Le maître du temps s’impatientait. L’horloger cosmique n’était pas encore arrivé. Il tendit l’oreille et perçut un grincement. Enfin, l’horloger gravissait l’escalier céleste. Il avait du mal à se déplacer à cause de ses rotules rouillées. Jusqu’à présent, on n'avait pas eu besoin de ses services, il subissait donc l’usure du temps. Le maître du temps se précipita en haut de l’escalier.

- Horloger, vous voilà enfin ! Dépêchez-vous de monter.

- Maître du temps, le temps est arrêté. Pourquoi se précipiter ?

- Parce que nous ne pouvons pas attendre éternellement ainsi.

- Alors pourquoi avoir arrêté le temps ?

- Je n’y suis pour rien. Mon fils est à l’origine de cet arrêt. Ah ! On peut dire qu’il a bien appris sa leçon, celui-là ! Depuis le temps que je lui disais que le temps c’est de l’argent et qu’il devait faire quelque chose de son temps.

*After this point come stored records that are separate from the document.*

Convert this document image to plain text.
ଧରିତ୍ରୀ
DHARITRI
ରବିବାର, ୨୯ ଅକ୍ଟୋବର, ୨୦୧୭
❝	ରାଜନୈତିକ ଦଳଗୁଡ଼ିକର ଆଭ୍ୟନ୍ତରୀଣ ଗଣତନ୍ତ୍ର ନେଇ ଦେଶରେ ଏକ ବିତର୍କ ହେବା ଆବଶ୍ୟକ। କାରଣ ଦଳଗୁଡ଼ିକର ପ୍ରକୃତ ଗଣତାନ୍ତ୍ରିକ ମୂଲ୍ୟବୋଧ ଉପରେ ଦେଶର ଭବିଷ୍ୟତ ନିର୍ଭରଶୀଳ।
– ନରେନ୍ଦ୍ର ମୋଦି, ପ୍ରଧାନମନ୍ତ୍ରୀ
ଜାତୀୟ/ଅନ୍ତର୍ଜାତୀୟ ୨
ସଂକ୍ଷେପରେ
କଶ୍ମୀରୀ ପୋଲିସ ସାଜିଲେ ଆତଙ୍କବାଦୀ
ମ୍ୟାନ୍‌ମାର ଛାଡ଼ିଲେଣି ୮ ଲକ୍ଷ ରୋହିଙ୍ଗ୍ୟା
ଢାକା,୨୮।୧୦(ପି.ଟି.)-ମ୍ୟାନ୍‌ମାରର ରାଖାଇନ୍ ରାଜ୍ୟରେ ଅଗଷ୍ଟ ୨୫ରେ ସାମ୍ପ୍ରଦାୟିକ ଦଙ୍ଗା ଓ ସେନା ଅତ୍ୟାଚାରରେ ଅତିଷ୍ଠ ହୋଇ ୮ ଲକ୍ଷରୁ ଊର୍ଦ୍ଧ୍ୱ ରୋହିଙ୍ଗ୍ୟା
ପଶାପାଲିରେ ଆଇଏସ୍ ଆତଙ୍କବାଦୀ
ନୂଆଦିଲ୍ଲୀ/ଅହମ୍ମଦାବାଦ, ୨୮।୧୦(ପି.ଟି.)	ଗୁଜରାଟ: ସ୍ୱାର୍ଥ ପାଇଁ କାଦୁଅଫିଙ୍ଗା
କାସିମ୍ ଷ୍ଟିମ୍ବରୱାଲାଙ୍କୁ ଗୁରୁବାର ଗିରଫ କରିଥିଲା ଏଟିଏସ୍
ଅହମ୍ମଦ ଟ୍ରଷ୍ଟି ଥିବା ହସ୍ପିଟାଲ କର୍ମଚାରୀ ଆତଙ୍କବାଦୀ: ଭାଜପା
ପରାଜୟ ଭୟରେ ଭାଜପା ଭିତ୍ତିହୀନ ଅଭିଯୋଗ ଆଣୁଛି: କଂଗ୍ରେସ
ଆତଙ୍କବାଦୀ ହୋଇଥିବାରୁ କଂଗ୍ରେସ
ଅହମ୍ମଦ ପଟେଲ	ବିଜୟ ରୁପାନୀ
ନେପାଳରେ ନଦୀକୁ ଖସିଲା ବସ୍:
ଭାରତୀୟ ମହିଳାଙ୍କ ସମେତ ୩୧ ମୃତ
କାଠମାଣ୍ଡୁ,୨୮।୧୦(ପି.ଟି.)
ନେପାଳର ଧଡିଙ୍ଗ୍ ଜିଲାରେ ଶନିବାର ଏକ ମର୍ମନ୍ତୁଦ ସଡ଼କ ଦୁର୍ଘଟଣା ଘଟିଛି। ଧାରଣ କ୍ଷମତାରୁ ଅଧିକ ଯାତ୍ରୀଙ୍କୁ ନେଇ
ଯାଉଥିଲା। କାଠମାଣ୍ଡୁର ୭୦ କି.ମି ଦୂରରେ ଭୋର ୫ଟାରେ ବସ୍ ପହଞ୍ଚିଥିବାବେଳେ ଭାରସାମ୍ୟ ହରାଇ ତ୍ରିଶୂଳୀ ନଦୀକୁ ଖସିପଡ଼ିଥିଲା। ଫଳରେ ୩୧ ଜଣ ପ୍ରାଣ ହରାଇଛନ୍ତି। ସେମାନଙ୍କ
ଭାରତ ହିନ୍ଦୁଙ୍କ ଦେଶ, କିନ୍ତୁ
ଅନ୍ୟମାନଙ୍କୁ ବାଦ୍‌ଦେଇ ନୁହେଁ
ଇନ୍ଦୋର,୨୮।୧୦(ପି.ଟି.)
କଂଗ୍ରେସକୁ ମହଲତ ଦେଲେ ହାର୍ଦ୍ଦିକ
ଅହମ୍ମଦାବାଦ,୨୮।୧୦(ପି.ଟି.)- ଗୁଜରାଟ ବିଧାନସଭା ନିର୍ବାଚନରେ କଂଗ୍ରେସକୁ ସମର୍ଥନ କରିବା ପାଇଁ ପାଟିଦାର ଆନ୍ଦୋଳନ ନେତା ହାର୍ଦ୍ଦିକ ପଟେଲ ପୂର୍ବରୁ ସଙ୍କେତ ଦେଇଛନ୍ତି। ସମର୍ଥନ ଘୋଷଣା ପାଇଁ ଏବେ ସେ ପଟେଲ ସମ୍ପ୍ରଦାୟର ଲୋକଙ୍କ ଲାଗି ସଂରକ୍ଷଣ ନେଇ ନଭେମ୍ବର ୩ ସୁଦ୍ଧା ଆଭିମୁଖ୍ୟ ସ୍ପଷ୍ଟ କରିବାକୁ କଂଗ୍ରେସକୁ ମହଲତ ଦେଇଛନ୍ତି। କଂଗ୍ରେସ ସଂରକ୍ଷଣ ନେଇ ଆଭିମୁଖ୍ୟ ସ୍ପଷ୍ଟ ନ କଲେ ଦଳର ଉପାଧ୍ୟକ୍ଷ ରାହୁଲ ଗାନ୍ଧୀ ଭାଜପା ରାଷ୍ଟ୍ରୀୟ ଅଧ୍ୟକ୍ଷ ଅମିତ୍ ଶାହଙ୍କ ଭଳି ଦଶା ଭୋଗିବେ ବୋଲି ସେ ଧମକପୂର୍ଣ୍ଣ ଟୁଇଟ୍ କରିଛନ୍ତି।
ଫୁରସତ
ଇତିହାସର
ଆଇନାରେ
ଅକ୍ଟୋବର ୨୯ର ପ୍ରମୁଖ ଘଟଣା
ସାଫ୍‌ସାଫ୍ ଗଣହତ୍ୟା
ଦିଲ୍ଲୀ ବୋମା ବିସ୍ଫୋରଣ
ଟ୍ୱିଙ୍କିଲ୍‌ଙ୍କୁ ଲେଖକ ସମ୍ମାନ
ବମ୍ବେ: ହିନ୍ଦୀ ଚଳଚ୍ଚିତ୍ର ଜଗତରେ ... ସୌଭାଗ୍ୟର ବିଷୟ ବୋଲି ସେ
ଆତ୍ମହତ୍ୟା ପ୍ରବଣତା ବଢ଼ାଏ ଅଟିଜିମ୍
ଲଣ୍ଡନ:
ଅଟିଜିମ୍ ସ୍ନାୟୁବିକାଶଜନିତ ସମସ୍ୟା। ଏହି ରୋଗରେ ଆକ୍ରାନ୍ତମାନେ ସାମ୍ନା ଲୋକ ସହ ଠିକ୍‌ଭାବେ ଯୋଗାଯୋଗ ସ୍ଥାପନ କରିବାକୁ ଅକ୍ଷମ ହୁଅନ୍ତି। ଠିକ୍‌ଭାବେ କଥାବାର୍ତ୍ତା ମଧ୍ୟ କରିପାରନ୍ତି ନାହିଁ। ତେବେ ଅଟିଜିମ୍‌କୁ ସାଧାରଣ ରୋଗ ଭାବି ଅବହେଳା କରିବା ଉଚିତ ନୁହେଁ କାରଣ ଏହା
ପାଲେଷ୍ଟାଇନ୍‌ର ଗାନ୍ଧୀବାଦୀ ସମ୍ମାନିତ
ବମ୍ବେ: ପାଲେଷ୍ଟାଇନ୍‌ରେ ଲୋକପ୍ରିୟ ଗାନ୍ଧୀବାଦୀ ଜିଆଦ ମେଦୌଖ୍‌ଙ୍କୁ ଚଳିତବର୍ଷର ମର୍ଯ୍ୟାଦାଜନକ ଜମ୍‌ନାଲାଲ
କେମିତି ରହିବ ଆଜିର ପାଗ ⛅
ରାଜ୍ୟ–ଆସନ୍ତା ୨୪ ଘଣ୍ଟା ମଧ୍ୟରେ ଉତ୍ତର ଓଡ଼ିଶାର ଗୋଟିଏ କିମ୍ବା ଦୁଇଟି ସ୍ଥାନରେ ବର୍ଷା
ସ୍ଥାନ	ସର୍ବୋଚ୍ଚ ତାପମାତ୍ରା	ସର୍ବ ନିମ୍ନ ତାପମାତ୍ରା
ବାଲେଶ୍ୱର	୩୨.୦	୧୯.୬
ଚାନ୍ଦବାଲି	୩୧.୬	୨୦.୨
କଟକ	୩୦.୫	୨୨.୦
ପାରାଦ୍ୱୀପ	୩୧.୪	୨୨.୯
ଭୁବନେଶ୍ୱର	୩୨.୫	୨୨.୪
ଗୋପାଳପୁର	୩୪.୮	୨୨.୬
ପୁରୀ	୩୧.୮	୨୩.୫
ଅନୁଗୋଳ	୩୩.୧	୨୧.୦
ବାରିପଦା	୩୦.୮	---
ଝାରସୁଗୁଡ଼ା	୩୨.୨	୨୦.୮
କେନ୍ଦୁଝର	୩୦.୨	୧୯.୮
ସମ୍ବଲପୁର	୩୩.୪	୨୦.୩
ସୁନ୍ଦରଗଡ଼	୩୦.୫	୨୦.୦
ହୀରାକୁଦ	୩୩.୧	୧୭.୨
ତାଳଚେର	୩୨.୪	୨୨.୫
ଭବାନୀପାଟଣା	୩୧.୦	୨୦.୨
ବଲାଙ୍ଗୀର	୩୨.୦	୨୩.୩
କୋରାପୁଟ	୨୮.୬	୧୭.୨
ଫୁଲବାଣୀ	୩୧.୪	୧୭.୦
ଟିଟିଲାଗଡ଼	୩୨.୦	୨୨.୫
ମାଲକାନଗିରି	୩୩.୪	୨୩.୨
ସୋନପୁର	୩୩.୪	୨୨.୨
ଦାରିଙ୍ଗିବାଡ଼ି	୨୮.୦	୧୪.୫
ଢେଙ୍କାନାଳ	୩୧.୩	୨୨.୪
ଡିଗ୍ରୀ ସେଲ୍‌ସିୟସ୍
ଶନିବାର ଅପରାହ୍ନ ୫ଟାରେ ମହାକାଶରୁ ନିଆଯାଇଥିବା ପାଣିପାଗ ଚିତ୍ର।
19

- Je ne comprends pas, dit l’horloger.

Le maître du temps ne lui laissa pas le temps de terminer sa phrase. Il lui mit sous le nez sa montre à gousset. Il n’y avait plus d’aiguilles.

- Voilà ce qu’il a fait cet idiot ! Il a volé les aiguilles pour stopper le temps.

- Pourquoi faire une chose pareille ?

- Mon fils est un doux rêveur, un utopiste. Il veut parcourir le monde, le nez en l’air, la tête dans les bulles de rêves. L’univers est suspendu. A quoi bon courir le monde puisque ce dernier ne tourne plus rond ? Je vous le demande ? Ne me répondez pas, ce n’est pas la peine. Nous n’avons plus le temps à consacrer à ces balivernes. Vous devez fabriquer rapidement de nouvelles aiguilles.

- Vous n’y pensez pas ! s’exclama l’horloger. Je ne peux pas réaliser d’aiguilles dans n’importe quel matériau. Le processus de fabrication demande du temps.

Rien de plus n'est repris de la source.